Pictures of Prague, in the Czech Republic (known as Praha locally) and tourist information about the city.
I stayed at the Intercontinental, which is the worst five-star hotel I've ever been to. The bathtub flooded every time I used it.
If you take a taxi, you'll probably get screwed on the bill. I was charged 1000 CZK (about $60) for a five-minute ride. Taxi services are largely mafia-run, and often, you just don't have another choice. There are legit taxi services; ask your hotel for help, and agree to a price before you load your bags into the taxi. Also, know the conversion ratio for the Czech currency--they often take advantage of tourists who can't do the math.
Definitely go see the Prague castle--St. Vitus gothic cathedral, contained entirely within the castle, is beautiful. Naturally, you'll have to see the Charles Bridge and the artists who perform and sell their art on it. The torture museum was fairly awful; you'd be better off just googling torture devices, as they have nothing original and the English translations are terrible. The astronimical clock is one of the big attractions, but it was only interesting to me for a few seconds. The Jewish quarter (close to my hotel) was nice, but I didn't bother to visit the museum.

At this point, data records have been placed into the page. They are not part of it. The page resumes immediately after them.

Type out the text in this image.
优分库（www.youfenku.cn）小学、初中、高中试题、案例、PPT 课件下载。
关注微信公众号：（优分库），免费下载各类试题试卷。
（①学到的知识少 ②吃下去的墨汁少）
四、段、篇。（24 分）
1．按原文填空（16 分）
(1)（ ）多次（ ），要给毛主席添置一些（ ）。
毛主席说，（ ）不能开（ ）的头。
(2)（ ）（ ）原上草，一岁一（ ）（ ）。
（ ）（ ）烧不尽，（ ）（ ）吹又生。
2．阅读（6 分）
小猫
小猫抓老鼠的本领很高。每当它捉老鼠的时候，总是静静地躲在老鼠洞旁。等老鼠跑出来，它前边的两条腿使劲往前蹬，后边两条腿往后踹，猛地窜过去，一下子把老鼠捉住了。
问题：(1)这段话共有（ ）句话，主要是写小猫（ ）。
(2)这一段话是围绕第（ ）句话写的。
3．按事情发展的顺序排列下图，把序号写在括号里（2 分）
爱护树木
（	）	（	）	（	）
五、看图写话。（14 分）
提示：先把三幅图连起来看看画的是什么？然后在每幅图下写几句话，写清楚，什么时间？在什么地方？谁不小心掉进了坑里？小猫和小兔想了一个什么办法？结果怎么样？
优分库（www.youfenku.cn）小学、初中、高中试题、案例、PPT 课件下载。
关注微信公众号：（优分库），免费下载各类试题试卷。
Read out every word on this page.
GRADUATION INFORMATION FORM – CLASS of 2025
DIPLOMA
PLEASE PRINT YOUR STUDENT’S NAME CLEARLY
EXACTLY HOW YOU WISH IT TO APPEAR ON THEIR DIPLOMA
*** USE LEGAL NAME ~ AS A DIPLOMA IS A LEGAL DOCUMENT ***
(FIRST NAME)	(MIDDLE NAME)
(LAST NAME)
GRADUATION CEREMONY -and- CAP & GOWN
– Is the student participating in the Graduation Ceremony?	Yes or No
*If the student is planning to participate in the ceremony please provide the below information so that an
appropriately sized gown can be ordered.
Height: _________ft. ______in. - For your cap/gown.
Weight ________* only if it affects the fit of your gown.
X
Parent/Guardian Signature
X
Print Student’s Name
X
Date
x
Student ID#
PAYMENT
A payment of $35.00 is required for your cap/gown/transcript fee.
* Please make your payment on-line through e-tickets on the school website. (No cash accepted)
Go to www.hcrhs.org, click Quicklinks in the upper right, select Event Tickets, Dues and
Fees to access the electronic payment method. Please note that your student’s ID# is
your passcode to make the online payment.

Overall the streets feel safe at night. The public transportation system can get you most places, which is good, since the taxis are mostly criminal. However, the metro ticketing system, at least in 2009, must be leftover from the Czech Republic's communist years. It's literally impossible to understand unless you research it ahead of time. You have to buy paper tickets from a machine with almost no English on it and about twenty buttons--each for a different ticket type. Then, upon entering, you have to get your ticket stamped by a machine. They randomly check tickets and will fine you 700 CZK (about $40) if you don't have a ticket or if you purchased the wrong ticket. I got fined 1400 CZK for two people because, though I bought tickets and stamped them, apparently the ticket didn't cover the zone I went to... and we really tried hard to study the metro and buy the right tickets.
If you're in the touristy part of the city, you don't need to know any Czech--literally everyone speaks English, and most people speak it very well. If you venture out of the heart of the city, most people speak very little English, and you won't see signs or menus in English. The Czech Republic outside of Prague seems to have quite a bit of poverty.
The Czech people are friendly and helpful, and dress extremely casual--even messy by American standards (which would be sloppy by French or Italian standards).
The Prague Zoo is considered on of the best in the world, but it's not. Most of the zoo seems to be antelopes, and almost all views are obstructed by fences or glass. It's one of the worst zoos I've ever been to.